Motorway toll rates increase by 4.75% on average this Wednesday, against 2% in 2022 or 0.4% in 2021.

French motorway toll rates are increasing this Wednesday in varying proportions, according to decrees published Tuesday and Wednesday in the Official Journal. The average increase reaching 4.75% according to the Ministry of Transport.

For cars (class 1 vehicle), the rates increase in particular by:

  • 4.526% on the Cofiroute network (Atlantic),
  • 4.620% for Sanef (North and East),
  • 4.683% for Escota (Côte d’Azur),
  • 4.743% for the Paris-Rhin-Rhône motorways (APRR),
  • 4.758% for AREA (Alps),
  • 4.823% for Motorways in the South of France (ASF)
  • and 4.806% for SAPN (Normandy), except on the A14 whose toll jumped by 9.89%.

The average increase is “significantly lower” than the 6.33% inflation measured by INSEE at the end of October, the ministry had underlined in December. Several motorway companies have decided on commercial measures to limit the increase, for example for short journeys or electric vehicles.

Tolls had increased by an average of 2% in 2022, 0.4% in 2021, 0.8% in 2020 and 1.9% in 2019.

Toll prices are revalued every year, according to a calculation that takes into account at least 70% of inflation (excluding tobacco) over twelve months until October, and any increases depending on the work planned by the various dealers in their contracts. Added this year, for the last time, the catch-up of the toll freeze decided in 2015 by Ségolène Royal, then minister.

“Go Get Money”

Two decrees published on Tuesday approve amendments to the contracts binding the State to the companies APRR, AREA, Sanef and SAPN – criticized last year by the Transport Regulatory Authority (ART) -, which provide for new work. Incidentally, APRR’s domain is expanding with the takeover of 16 km of the A6 motorway, which until now has been maintained by the State in Ile-de-France.

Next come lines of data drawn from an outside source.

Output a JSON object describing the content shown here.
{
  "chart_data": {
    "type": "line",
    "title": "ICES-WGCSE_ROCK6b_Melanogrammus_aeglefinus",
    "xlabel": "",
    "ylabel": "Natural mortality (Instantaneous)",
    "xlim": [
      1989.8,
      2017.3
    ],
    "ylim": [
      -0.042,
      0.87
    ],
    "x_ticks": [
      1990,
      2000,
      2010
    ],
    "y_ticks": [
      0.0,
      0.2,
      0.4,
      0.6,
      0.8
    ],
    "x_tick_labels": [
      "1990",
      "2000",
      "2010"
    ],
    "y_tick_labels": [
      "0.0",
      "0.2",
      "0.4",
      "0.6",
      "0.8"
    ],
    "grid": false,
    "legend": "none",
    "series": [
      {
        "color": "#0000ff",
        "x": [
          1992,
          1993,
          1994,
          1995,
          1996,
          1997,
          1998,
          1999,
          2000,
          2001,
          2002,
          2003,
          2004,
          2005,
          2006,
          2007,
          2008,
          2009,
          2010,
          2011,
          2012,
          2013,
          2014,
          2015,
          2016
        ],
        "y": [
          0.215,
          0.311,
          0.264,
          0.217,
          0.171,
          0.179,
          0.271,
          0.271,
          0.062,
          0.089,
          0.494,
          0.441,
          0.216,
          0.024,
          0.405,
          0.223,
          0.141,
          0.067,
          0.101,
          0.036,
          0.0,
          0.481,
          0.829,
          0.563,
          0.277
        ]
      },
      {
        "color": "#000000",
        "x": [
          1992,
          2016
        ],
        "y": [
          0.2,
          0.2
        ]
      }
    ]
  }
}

Most motorway companies are controlled by three groups, the French Vinci and Eiffage as well as the Spanish Abertis.

In this context, Le Canard enchaîné recently found a report from the General Inspectorate of Finance (IGF) for 2021, which would point to the profits made by concession companies and would propose to reduce toll rates by 60% on almost two thirds of the network.

The satirical weekly accused the Minister of the Economy, Bruno Le Maire, of having “stifled” this report.

The government has two ongoing disputes with motorway companies, which are contesting a decision in the 2020 finance law to index the land use planning tax (TAT) to inflation, to finance the Seine-Nord-Europe canal , and who no longer want to pay an “exceptional voluntary contribution”, explained Tuesday the Minister of Ecological Transition, Christophe Béchu.

The report in question “is used to prepare and support the government’s arguments” in these two cases, “which explains why it has not been published”, he added to the National Assembly.

It is for Mr. Béchu to “obtain more taxation from the highways” by “(going) to seek the money within the framework of these profits which are important”, and to better negotiate the concessions to the expiration of current contracts (between 2031 and 2036 for large groups).

The much higher than expected profitability of motorway companies, pointed out in his article by Le Canard enchaîné, would only make “three lines” in the report, Bercy told AFP.